The problem is my real data is messier than this. I do know that V3 repeats regularly, there is a High for every Low, but V2 and V1 do not repeat regularly like I've demonstrated here. They are not highly irregular, but there are a few dropped values (i.e. b3Low and b3High might have been dropped)

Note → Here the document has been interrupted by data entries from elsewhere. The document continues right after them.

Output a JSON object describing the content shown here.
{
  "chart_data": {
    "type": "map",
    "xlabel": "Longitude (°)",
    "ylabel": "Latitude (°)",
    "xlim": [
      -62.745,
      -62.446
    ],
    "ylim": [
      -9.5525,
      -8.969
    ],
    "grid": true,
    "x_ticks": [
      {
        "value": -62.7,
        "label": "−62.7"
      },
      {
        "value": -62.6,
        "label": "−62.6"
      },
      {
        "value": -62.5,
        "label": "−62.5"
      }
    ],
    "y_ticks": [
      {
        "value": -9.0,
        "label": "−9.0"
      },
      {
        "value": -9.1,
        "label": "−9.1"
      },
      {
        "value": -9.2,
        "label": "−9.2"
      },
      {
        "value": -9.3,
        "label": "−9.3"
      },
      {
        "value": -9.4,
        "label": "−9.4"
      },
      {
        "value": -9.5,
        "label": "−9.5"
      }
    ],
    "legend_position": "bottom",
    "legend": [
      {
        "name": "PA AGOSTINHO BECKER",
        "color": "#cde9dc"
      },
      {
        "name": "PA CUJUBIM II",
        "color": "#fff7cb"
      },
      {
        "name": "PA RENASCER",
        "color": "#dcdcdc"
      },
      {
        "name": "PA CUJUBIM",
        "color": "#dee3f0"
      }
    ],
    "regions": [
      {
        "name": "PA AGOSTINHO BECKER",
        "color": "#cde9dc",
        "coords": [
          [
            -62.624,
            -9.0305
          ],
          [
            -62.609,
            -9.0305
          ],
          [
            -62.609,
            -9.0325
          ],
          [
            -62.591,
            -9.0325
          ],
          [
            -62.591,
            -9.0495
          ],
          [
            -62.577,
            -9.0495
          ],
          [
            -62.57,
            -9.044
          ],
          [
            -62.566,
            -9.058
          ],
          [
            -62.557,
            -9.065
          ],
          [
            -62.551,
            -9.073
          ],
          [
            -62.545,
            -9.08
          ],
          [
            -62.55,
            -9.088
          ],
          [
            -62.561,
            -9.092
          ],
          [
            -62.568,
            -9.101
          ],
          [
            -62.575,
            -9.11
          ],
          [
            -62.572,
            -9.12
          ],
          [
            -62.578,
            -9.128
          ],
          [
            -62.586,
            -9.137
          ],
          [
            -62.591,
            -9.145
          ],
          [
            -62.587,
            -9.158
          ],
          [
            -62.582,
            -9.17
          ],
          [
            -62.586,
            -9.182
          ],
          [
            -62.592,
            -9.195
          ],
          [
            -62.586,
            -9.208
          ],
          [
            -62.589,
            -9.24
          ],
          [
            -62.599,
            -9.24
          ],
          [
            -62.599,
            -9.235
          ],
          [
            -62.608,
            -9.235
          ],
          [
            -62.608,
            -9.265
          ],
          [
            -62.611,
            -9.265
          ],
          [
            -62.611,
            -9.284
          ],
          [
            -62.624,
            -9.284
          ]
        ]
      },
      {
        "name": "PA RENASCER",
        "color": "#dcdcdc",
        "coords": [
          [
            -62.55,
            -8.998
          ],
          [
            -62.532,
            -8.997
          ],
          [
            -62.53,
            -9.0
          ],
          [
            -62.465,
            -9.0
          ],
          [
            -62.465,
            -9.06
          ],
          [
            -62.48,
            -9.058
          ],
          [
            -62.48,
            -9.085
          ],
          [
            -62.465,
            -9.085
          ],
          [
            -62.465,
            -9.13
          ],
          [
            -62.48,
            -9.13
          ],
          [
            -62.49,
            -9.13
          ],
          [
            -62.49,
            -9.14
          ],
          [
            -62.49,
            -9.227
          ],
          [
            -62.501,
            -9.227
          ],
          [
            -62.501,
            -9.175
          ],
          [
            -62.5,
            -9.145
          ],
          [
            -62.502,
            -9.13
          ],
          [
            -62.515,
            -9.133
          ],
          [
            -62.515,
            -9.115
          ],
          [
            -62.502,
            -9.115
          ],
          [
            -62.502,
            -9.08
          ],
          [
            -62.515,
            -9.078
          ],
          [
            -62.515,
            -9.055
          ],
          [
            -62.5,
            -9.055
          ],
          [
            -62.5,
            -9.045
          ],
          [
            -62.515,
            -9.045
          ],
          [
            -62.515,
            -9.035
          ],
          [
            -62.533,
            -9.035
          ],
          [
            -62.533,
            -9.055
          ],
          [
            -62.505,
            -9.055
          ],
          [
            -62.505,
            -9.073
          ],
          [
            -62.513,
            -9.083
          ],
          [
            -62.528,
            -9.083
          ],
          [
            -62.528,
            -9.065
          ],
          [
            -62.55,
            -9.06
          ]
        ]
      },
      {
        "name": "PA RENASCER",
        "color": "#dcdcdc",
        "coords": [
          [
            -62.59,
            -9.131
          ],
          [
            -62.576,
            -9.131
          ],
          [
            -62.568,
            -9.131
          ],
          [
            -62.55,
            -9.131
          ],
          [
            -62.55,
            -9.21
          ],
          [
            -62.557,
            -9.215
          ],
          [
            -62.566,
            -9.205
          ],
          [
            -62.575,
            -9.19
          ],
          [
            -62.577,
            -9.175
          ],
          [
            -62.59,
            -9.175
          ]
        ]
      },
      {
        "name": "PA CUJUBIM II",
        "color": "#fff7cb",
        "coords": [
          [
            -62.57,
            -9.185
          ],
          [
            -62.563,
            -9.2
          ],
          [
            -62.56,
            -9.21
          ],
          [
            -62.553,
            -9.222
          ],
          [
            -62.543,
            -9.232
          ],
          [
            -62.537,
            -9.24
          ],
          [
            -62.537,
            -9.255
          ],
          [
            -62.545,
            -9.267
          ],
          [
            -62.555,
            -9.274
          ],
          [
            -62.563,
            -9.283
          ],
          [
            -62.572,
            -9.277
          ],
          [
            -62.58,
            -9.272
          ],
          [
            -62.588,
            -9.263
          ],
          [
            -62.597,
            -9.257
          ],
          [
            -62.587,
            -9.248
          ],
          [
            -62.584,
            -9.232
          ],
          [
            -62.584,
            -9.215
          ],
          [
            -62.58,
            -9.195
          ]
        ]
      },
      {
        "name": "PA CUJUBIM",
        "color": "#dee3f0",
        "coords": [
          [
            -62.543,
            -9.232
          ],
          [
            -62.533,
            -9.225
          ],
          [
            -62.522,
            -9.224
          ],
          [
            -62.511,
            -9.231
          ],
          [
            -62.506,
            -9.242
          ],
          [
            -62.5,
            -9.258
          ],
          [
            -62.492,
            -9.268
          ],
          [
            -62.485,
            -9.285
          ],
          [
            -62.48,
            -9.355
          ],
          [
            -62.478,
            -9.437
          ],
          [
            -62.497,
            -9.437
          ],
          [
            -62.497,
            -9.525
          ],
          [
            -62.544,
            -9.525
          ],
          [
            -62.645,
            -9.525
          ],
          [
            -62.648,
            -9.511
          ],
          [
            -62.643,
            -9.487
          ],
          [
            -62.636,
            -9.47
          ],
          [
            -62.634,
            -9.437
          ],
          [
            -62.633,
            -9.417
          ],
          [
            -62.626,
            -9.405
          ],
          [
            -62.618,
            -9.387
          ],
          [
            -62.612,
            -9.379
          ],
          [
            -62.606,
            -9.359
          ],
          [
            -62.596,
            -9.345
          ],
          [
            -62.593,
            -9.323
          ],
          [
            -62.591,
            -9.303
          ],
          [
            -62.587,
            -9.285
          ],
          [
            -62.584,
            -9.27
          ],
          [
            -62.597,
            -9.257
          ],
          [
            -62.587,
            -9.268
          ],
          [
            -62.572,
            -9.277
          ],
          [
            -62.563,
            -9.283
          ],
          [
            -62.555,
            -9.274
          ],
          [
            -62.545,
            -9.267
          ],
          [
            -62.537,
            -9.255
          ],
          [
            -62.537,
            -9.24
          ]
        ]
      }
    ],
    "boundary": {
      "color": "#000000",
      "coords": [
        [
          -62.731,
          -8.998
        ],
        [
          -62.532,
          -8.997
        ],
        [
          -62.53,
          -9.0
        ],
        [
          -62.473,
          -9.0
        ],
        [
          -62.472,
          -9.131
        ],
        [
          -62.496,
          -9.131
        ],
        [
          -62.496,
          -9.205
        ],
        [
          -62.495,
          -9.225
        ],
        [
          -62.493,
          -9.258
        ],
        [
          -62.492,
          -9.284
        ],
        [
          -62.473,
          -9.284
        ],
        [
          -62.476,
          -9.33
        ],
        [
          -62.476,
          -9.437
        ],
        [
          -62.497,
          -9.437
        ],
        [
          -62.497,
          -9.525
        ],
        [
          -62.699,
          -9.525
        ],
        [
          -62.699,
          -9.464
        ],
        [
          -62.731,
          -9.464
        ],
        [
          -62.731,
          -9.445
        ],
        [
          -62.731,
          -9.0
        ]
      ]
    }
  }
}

I'm assuming I'm going to have to restructure my data frame somehow, but I have no idea where to even start. Thanks in advance.
Here's an option using dplyr and reshape2:
library(dplyr)
library(reshape2)
foo %>% dcast(V1 + V2 ~ V3, value.var="V4") %>%
mutate(Ratio = High/Low) %>%
select(V1, V2, Ratio)
V1 V2 Ratio
1 a 1 -1.9011807
2 a 2 -0.2238274
3 a 3 -1.7143595
4 a 4 2.1606764
5 b 1 -0.9268251
6 b 2 0.1378915
7 b 3 1.3438880
8 b 4 -8.6759832
Get rid of the select statement if you want to keep the High and Low columns in the final result.
Or with dplyr alone:
foo %>% group_by(V1, V2) %>%
summarise(Ratio = V4[V3=="High"]/V4[V3=="Low"])
Or with data.table:
library(data.table)
setDT(foo)[ , list(Ratio = V4[V3=="High"]/V4[V3=="Low"]), by=list(V1, V2)]
One way to do it would be to first split the dataframe by V3. Then, if they're ordered correctly, it's straightforward. If not, then merge them into a single dataframe and proceed from there. For example:
# Split foo
fooSplit <- split(foo, foo$V3)
#If ordered correctly (as in the example)
fooSplit[[1]]$V4 / fooSplit[[2]]$V4
# [1] -1.9011807 -0.2238274 -1.7143595 2.1606764 -0.9268251 0.1378915 1.3438880 -8.6759832
#If not ordered correctly, merge into new dataframe
#Rename variables in prep for merge
names(fooSplit[[1]])[4] <- "High"
names(fooSplit[[2]])[4] <- "Low"
#Merge into a single dataframe, drop V3
d <- merge(fooSplit[[1]][,-3], fooSplit[[2]][,-3], by = 1:2, all = TRUE)
d$High / d$Low
# [1] -1.9011807 -0.2238274 -1.7143595 2.1606764 -0.9268251 0.1378915 1.3438880 -8.6759832
I think the dpyr package could help you with that.
Following with your code:
You can create a "key" column to use when crossing references between "High" and "Low" values.
foo <- mutate(foo,paste(V1,V2))
names(foo) <- c("V1","V2","V3","V4","key")
Now you have the "key" column you could use filter, to split the data set in two groups ("High" and "Low"), merge to join them using the "key column and select to tide up the data set and just keep the important columns.
foo <- select(merge(filter(foo,V3=="High"), filter(foo,V3=="Low"),
by="key"), V1.x, V2.x, V4.x, V4.y)
At last, when you have the data on the same table, you could create a new calculated column using mutate. We use select again to keep the data set as simple as possible.
foo <- select(mutate(foo,V4.x/V4.y,name="V4"),1,2,5)
So, if you execute:
foo <- mutate(foo,paste(V1,V2))
names(foo) <- c("V1","V2","V3","V4","key")
foo <- select(merge(filter(foo,V3=="High"), filter(foo,V3=="Low"),
by="key"), V1.x, V2.x, V4.x, V4.y)
foo <- select(mutate(foo,V4.x/V4.y,name="V4"),1,2,5)
you will get:
# V1.x V2.x V4.x/V4.y
#1 a 1 -1.9011807
#2 a 2 -0.2238274
#3 a 3 -1.7143595
#4 a 4 2.1606764
#5 b 1 -0.9268251
#6 b 2 0.1378915
#7 b 3 1.3438880
#8 b 4 -8.6759832
Probably it´s not shortest way to do it but I hope it will help you.